4th Sunday Ordinary Time

31st January 2021

St. Colman’s Cathedral, Cobh

“His words made a deep impression on them

because he spoke to them with authority”

My friends,

‘Fake news’ is a term that has come into our vocabulary in recent years due to a significant office holder who tended to dismiss unpalatable facts as ‘fake news’.  The said person tended to amaze people ‘round him with his loose relationship with the truth.  For that reason, there is considerable relief among people that he no longer holds the office.  On the other hand, there is intense anger and resentment among a large cohort of people who supported him.

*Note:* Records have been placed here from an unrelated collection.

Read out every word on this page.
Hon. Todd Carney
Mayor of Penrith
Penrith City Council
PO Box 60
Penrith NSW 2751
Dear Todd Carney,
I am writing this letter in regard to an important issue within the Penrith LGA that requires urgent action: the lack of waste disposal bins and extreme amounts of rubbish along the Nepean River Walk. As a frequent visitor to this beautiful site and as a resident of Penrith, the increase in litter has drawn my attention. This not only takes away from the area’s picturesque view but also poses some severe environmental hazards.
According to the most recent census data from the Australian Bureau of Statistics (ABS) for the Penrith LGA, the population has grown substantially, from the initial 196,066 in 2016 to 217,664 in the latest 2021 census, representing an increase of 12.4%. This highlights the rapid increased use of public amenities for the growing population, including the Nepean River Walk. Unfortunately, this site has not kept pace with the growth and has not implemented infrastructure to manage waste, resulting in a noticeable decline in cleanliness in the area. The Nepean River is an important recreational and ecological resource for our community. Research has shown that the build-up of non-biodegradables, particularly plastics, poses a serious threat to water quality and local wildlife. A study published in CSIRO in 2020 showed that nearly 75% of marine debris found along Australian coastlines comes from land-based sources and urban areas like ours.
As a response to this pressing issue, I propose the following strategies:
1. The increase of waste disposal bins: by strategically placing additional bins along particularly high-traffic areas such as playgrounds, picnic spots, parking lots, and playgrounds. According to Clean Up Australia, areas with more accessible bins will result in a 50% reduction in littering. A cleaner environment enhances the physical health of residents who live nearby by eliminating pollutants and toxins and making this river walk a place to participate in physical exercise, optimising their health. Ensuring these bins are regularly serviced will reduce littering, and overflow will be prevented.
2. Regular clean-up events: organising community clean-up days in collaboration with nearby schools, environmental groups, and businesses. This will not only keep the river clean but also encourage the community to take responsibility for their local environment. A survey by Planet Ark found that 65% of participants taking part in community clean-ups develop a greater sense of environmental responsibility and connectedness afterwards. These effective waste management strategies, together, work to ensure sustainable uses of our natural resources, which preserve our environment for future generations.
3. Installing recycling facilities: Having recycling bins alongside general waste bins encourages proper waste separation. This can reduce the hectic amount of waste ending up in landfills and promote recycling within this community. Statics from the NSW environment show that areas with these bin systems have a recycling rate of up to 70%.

The whole experience raised serious questions about the importance of leadership and authority in every walk of life – be it political, economic, sport, church or the arts.  All in leadership will have different gifts however, the one thing / quality required for authentic leadership is integrity of person – a desire and intention to be truthful and honest.  The reality is that such leadership is not at all as common as we would wish.

My friends, these thoughts ‘round authority and leadership are prompted by the natural link between the reading from Deuteronomy (1st reading) and the Gospel reading from Mark.  While one (Deuteronomy) speaks of the prophet as one chosen by God – to be an instrument / voice for the truth through his words.  The Gospel St. Mark speaks of Jesus and his teaching making a deep impression on them because …… he spoke to them with authority.

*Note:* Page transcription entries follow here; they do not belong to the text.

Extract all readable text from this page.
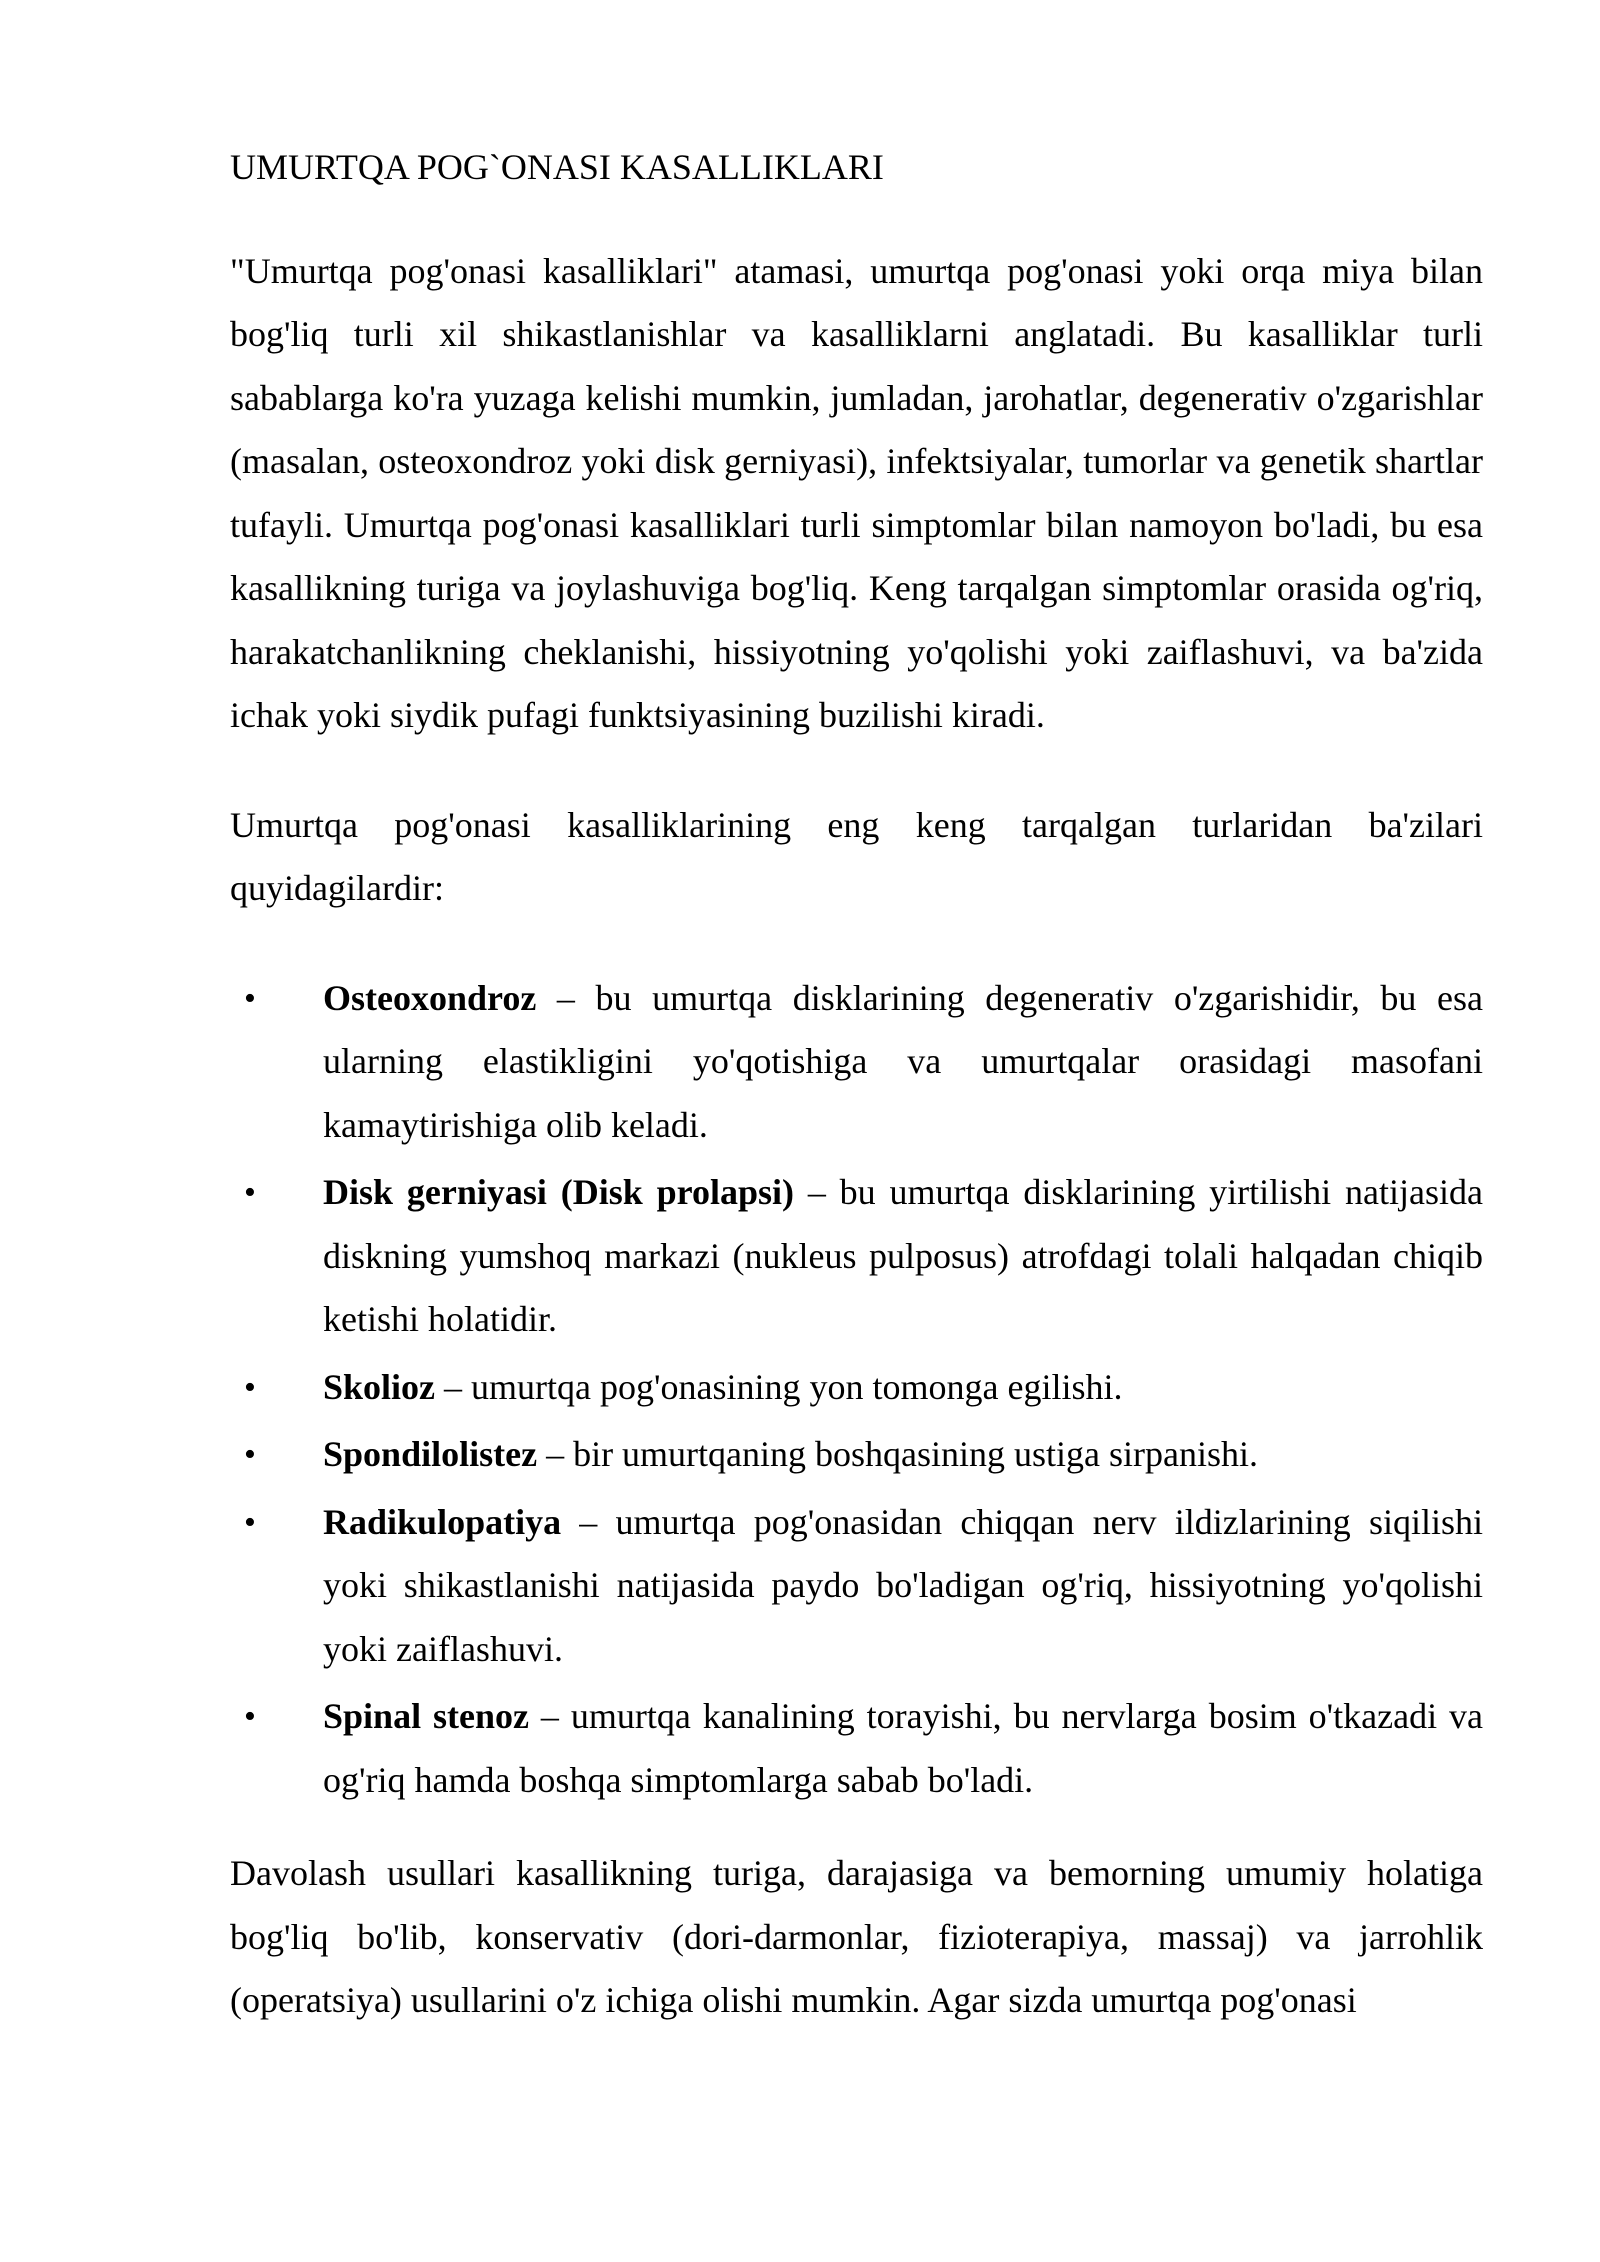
UMURTQA POG`ONASI KASALLIKLARI

"Umurtqa pog'onasi kasalliklari" atamasi, umurtqa pog'onasi yoki orqa miya bilan bog'liq turli xil shikastlanishlar va kasalliklarni anglatadi. Bu kasalliklar turli sabablarga ko'ra yuzaga kelishi mumkin, jumladan, jarohatlar, degenerativ o'zgarishlar (masalan, osteoxondroz yoki disk gerniyasi), infektsiyalar, tumorlar va genetik shartlar tufayli. Umurtqa pog'onasi kasalliklari turli simptomlar bilan namoyon bo'ladi, bu esa kasallikning turiga va joylashuviga bog'liq. Keng tarqalgan simptomlar orasida og'riq, harakatchanlikning cheklanishi, hissiyotning yo'qolishi yoki zaiflashuvi, va ba'zida ichak yoki siydik pufagi funktsiyasining buzilishi kiradi.

Umurtqa pog'onasi kasalliklarining eng keng tarqalgan turlaridan ba'zilari quyidagilardir:

• Osteoxondroz – bu umurtqa disklarining degenerativ o'zgarishidir, bu esa ularning elastikligini yo'qotishiga va umurtqalar orasidagi masofani kamaytirishiga olib keladi.
• Disk gerniyasi (Disk prolapsi) – bu umurtqa disklarining yirtilishi natijasida diskning yumshoq markazi (nukleus pulposus) atrofdagi tolali halqadan chiqib ketishi holatidir.
• Skolioz – umurtqa pog'onasining yon tomonga egilishi.
• Spondilolistez – bir umurtqaning boshqasining ustiga sirpanishi.
• Radikulopatiya – umurtqa pog'onasidan chiqqan nerv ildizlarining siqilishi yoki shikastlanishi natijasida paydo bo'ladigan og'riq, hissiyotning yo'qolishi yoki zaiflashuvi.
• Spinal stenoz – umurtqa kanalining torayishi, bu nervlarga bosim o'tkazadi va og'riq hamda boshqa simptomlarga sabab bo'ladi.

Davolash usullari kasallikning turiga, darajasiga va bemorning umumiy holatiga bog'liq bo'lib, konservativ (dori-darmonlar, fizioterapiya, massaj) va jarrohlik (operatsiya) usullarini o'z ichiga olishi mumkin. Agar sizda umurtqa pog'onasi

The problem for many to-day is that there are so many voices that are clamouring for our attention – it is difficult to know the real from the fake.  The development of communication systems is mind blowing – we only know about the developments that have been brought to the market for our use.  Gradually we are coming to know about the constant tracking of our use of technology which can be used both for good or ill.  So much of our interaction is now subject to manipulation that governments are now trying to rein in the tech giants.

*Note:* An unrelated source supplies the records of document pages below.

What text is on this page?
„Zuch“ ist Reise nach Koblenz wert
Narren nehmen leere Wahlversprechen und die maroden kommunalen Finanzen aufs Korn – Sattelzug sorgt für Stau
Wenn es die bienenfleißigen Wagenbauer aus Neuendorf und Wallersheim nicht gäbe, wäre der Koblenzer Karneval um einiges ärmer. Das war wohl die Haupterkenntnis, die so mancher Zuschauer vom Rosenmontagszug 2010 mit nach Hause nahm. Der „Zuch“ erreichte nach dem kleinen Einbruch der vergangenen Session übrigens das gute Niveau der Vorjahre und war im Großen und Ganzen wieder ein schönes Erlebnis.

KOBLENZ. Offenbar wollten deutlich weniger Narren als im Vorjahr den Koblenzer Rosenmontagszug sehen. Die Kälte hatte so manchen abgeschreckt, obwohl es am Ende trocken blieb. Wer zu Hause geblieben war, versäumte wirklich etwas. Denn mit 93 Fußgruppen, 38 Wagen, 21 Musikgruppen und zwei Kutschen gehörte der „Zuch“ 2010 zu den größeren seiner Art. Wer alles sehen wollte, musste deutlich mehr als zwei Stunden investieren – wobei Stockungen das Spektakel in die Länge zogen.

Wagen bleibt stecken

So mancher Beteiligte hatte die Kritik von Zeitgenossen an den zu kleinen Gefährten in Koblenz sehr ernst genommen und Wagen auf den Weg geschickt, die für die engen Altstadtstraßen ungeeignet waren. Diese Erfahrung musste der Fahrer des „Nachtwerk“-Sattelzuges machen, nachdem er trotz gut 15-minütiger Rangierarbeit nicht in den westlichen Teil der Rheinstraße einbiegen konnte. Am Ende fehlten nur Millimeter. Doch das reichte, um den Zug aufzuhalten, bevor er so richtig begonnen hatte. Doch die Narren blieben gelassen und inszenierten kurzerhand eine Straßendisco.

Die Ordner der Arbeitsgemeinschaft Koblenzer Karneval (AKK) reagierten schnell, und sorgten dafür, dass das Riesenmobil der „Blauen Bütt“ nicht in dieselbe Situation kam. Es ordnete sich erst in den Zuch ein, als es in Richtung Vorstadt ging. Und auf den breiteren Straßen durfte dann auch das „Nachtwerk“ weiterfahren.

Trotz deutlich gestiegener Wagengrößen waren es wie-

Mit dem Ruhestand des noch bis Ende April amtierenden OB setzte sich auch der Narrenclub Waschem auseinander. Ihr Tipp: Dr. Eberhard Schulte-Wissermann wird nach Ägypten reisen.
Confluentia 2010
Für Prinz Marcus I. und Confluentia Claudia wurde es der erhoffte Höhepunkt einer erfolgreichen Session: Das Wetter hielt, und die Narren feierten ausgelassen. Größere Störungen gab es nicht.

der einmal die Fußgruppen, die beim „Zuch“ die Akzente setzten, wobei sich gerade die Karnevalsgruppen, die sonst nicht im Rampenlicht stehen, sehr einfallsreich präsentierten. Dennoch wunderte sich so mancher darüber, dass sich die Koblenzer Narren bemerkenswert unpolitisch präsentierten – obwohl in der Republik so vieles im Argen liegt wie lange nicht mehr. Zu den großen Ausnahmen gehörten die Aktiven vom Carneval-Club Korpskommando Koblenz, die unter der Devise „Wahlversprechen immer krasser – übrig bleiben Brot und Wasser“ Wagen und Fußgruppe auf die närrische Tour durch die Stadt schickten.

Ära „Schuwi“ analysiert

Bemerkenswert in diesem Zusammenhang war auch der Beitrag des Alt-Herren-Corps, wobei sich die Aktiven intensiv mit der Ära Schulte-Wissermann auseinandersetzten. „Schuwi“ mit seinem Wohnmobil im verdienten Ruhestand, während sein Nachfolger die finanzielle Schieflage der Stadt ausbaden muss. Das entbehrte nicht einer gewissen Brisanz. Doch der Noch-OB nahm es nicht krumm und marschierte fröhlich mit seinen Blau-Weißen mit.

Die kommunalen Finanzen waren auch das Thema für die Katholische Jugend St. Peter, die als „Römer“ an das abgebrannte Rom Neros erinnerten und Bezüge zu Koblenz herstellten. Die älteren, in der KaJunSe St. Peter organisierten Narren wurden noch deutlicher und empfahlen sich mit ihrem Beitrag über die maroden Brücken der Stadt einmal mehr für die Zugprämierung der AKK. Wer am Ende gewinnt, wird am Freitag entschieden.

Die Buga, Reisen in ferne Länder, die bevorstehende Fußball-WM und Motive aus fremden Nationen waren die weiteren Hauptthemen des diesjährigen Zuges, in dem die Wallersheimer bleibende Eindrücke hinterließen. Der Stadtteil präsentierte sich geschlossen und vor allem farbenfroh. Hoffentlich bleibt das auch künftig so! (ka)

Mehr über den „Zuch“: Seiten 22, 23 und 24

Where does that leave you and me, the ordinary punter so to speak?  Where and how do our experience of Christian faith fit into and interact with this reality?

Behind all these developments are people with values and purpose and though they may be very rich and powerful they do not control all our reality; they do not control our hearts and minds.  These are our unique self of which we alone are the guardians.  It is for us to be alert and aware in our living.  In the specific area of technology, we naturally embrace the benefits but reject that which seeks to use and manipulate us.

That task of recognising the authentic and authoritative voices is not easy but they are there in politics, economics, in education, in the Church and elsewhere in society.  In the Church Pope Francis will soon complete the 8th Year of his Pontificate.  He has been a prophetic and an authoritative voice not just for Catholics but for people of all faiths.  Yet he has his critics – some are very severe in their criticism to the point of accusing him of heresy.  He seems to be able to accept it with equanimity.  For some Pope Emeritus Benedict XVI who by God’s blessing is still with us – is the real Pope.  To think so is unfair to both men.

I have a personal memory of all the Popes going back to Pius XII – all of them have been remarkable men who have exercised their authority and leadership in accordance with their personal gifts guided by the Holy Spirit.  All were and are different by way of background and experience which is naturally brought to bear on the focus and style of their leadership.  This has given the Church a variety and diversity that is natural and enriching.

The fruit of that leadership by a succession of Popes in modern times means the Papacy is universally accepted as a prophetic voice for the world – a voice that speaks with authority – like Jesus – whose special care was for the poor and meek of the earth.

Such a voice ought not be taken for granted. – to have one who is free of political and economic forces – to speak freely and truthfully on behalf of so many who have no voice – to have one whose special care is to preserve the unity and solidarity of the Church’s mission to humanity.  For such blessing we are thankful.